Inter-reproducibility of signals to urea concentration. 0.5 mM (A) and 3.5 mM (B) obtained with biosensors created by urease immobilization in GA vapour (1), adsorption on the surface of transducer covered with monolayer of: silicalite (2), nano beta zeolite (3), zeolite L (4), calcinated nano beta zeolite (5). The measurements were carried out in 5 mM phosphate buffer solution (pH 7.4).

As seen, the slightest data dispersion (i.e. the best inter-reproducibility) at both urea concentrations was revealed for the biosensor obtained by urease immobilization on the surface of monolayer of silicalite and zeolite L. The inter-reproducibility for the biosensors immobilized by adsorption on the surface of monolayers of nano zeolite beta and nano calcined zeolite beta was almost the same; the worst was observed for biosensors based on urease immobilized in GA vapour.

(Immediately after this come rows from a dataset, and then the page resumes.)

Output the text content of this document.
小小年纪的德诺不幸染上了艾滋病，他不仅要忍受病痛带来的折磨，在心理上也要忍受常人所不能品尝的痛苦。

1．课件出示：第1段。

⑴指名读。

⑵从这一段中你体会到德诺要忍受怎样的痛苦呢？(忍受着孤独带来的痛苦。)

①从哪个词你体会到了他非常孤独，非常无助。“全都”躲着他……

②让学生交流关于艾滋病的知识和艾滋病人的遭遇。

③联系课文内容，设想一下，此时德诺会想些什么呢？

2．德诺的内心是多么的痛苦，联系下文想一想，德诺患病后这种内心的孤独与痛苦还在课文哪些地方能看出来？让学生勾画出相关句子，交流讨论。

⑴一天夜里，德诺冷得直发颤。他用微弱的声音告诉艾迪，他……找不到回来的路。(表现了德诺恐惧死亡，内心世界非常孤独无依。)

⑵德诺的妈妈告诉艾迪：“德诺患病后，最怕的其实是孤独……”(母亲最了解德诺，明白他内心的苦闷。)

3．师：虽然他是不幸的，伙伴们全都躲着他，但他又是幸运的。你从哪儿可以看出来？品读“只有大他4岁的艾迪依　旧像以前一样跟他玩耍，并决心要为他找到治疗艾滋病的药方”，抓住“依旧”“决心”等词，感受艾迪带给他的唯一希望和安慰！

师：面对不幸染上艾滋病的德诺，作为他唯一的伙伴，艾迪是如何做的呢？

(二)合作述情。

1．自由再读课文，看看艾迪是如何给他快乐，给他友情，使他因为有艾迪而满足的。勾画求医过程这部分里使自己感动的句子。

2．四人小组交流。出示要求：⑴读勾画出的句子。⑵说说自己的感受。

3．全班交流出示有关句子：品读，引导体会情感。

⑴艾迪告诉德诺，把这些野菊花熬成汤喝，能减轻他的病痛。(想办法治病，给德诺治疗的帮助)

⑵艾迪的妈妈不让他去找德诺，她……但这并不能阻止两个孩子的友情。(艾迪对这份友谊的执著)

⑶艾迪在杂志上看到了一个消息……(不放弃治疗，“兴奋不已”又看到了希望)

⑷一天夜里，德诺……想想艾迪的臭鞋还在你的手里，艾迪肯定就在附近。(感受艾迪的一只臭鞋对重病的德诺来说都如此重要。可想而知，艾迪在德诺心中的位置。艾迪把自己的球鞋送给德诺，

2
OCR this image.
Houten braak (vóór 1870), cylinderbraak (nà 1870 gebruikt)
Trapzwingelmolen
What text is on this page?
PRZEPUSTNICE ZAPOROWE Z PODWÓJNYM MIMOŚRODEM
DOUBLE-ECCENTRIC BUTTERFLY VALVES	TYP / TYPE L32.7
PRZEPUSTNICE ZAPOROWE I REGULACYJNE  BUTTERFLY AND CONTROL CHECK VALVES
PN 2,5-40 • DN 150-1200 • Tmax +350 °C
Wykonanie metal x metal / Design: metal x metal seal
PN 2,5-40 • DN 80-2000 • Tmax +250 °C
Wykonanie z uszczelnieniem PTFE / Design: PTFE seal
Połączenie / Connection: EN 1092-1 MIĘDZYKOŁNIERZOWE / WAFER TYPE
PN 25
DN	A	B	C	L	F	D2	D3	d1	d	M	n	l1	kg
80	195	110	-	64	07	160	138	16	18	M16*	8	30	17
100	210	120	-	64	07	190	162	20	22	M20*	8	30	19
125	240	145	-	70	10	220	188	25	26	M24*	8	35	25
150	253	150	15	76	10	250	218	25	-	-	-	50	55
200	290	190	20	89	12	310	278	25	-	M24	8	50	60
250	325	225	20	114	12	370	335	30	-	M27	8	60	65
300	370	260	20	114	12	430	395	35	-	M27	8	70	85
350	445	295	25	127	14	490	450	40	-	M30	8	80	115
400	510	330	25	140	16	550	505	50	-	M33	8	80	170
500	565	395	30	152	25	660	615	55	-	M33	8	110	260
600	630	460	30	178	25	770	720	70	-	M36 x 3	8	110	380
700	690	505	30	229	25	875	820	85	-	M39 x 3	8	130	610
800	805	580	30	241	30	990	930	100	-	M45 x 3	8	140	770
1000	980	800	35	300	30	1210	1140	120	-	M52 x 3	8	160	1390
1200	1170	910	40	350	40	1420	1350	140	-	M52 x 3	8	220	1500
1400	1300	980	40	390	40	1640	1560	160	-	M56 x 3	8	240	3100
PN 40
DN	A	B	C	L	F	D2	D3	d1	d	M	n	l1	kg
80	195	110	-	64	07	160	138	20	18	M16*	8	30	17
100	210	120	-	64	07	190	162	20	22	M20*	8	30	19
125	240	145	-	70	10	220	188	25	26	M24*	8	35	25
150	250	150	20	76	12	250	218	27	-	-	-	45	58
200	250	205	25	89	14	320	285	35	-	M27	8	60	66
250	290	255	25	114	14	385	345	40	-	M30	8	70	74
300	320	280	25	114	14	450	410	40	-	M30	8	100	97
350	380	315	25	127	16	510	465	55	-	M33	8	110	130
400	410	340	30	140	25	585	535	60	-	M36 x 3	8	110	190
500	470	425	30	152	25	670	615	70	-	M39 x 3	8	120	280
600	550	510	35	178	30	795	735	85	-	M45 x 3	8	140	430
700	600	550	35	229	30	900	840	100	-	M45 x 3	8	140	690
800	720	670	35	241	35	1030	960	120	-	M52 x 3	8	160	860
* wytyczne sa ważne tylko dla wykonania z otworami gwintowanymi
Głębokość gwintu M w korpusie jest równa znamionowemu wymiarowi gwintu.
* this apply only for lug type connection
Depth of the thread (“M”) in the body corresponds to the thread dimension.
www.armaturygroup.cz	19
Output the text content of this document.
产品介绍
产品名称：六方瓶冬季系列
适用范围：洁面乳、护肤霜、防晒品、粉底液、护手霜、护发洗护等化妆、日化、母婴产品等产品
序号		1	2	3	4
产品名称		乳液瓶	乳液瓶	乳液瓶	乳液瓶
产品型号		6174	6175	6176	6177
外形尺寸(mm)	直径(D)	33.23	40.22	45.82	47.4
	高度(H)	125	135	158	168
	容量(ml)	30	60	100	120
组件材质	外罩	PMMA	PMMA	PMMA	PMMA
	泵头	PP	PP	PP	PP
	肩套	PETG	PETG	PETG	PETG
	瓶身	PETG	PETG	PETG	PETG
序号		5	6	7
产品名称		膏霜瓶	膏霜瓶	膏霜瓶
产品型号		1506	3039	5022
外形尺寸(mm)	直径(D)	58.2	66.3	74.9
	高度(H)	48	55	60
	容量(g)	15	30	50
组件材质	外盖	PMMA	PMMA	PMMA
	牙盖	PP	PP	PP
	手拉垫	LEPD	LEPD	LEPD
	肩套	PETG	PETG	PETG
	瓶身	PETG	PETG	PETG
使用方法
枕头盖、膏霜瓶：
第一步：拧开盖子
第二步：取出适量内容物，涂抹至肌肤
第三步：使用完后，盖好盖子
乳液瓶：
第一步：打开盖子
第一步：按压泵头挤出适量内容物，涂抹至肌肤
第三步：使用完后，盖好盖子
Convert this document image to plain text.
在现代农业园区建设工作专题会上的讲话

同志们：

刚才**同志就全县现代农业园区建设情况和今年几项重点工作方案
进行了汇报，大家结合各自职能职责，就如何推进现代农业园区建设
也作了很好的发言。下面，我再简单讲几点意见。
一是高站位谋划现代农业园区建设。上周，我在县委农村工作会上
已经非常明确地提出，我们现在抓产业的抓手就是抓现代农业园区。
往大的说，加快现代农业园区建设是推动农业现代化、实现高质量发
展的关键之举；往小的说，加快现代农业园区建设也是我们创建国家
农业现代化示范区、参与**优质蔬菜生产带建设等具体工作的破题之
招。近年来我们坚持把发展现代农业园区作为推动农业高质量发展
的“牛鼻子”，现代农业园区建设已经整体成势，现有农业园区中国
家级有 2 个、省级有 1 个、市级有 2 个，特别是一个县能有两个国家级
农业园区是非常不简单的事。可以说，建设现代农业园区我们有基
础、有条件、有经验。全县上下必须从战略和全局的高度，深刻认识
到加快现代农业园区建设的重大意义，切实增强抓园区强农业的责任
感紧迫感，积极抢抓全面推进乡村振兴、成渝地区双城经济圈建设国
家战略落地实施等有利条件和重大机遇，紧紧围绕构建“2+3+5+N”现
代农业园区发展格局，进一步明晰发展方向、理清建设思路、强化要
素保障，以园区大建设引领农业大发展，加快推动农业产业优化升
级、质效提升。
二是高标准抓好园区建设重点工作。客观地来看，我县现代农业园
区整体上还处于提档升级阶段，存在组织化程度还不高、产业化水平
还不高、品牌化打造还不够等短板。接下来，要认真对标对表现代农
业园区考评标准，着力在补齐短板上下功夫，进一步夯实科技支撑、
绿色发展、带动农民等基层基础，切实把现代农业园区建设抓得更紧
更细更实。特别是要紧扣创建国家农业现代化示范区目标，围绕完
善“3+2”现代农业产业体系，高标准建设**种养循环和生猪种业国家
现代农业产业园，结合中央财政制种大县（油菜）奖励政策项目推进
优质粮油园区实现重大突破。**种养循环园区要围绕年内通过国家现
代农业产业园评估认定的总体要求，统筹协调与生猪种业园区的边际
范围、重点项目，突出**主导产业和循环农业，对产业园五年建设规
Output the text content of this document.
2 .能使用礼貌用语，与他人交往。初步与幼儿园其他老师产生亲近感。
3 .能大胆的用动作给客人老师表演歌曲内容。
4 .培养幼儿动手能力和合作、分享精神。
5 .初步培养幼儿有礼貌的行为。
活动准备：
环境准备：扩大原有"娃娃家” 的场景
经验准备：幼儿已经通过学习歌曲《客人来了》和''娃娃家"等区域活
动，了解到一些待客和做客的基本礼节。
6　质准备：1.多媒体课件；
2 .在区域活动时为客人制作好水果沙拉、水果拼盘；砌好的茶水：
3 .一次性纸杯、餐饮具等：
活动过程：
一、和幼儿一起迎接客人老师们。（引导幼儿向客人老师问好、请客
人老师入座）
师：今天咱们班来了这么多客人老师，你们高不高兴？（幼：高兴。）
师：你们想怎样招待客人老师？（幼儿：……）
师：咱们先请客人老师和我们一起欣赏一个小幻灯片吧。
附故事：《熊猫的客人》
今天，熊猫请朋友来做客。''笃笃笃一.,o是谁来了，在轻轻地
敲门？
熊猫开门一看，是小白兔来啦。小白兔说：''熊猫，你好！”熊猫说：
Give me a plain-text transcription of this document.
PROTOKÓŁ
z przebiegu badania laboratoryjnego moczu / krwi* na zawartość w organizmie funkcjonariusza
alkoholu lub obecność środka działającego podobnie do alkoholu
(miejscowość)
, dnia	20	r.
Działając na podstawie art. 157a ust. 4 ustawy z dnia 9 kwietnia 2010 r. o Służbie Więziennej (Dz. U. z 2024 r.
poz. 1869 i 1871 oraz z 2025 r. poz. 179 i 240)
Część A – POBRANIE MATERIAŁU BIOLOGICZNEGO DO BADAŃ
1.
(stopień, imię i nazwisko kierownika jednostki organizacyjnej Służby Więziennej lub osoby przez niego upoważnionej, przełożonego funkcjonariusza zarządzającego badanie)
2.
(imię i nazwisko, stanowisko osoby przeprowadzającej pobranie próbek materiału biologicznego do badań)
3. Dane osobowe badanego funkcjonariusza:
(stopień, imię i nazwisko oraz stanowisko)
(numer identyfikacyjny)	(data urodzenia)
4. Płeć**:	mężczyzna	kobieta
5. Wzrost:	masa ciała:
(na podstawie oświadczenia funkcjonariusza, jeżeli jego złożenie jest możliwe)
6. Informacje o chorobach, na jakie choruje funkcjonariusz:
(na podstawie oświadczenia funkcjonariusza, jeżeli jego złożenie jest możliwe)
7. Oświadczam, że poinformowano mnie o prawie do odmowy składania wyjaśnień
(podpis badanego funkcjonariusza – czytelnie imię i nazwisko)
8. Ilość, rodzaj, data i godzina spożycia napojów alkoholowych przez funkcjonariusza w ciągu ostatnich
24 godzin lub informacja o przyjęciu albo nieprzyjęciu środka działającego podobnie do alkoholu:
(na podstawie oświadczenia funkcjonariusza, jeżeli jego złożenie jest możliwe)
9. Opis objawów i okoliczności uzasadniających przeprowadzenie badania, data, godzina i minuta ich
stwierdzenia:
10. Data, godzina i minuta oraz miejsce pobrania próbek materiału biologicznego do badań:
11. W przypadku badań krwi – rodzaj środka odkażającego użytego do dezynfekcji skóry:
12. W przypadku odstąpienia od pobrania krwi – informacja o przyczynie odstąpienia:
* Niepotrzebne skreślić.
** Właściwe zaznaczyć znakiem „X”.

The comparative data (noise, baseline drift, minimum detection limit, linear range, error of signal reproducibility) for the biosensors based on different types of immobilization are shown in Table 1.

Table 1 Comparison of operational characteristics of biosensors created using different types of urease immobilization

The obtained data show that adsorption on zeolites can promote a linear range, a decrease in the error of response reproducibility and in baseline drift. Nevertheless, the biosensors obtained by traditional immobilization in GA vapour can be characterized by lower baseline noise.

Thus, the technique of enzyme adsorption on zeolite monolayers allows us, on the one hand, to avoid using toxic substances (glutaraldehyde, etc.), on the other - to obtain potentiometric biosensors with improved analytical characteristics.

Conclusions

We investigated a possibility of application of a new method of immobilization of enzyme urease on the surface of pH-sensitive field-effect transistors by adsorption on zeolite monolayers. In the experiment, we used different types of zeolites: nano beta, calcinated nano beta, silicalite and nano zeolite L. As a control, we used the method of immobilization in glutaraldehyde vapour (without zeolite). It is shown that the enzyme immobilization on monolayers of silicalite or nano zeolite L results in increasing biosensor linear range up to 1.5 mM. We found that the biosensors based on adsorbed urease were characterized by better signal reproducibility during work and better reproducible stable immobilization of the biological material. The biosensors obtained with new methods were compared by various parameters: noise, baseline drift, minimum determination limit, error of signal reproducibility, error of immobilization reproducibility and width of the linear range of operation.

It was found that the use of monolayers of different zeolites as a carrier for adsorption of the enzyme for the creation of potentiometric biosensors can result in increasing linear range of their operation, reducing the minimum limit of urea determination, improved response reproducibility and inter-reproducibility and decreasing time of analysis.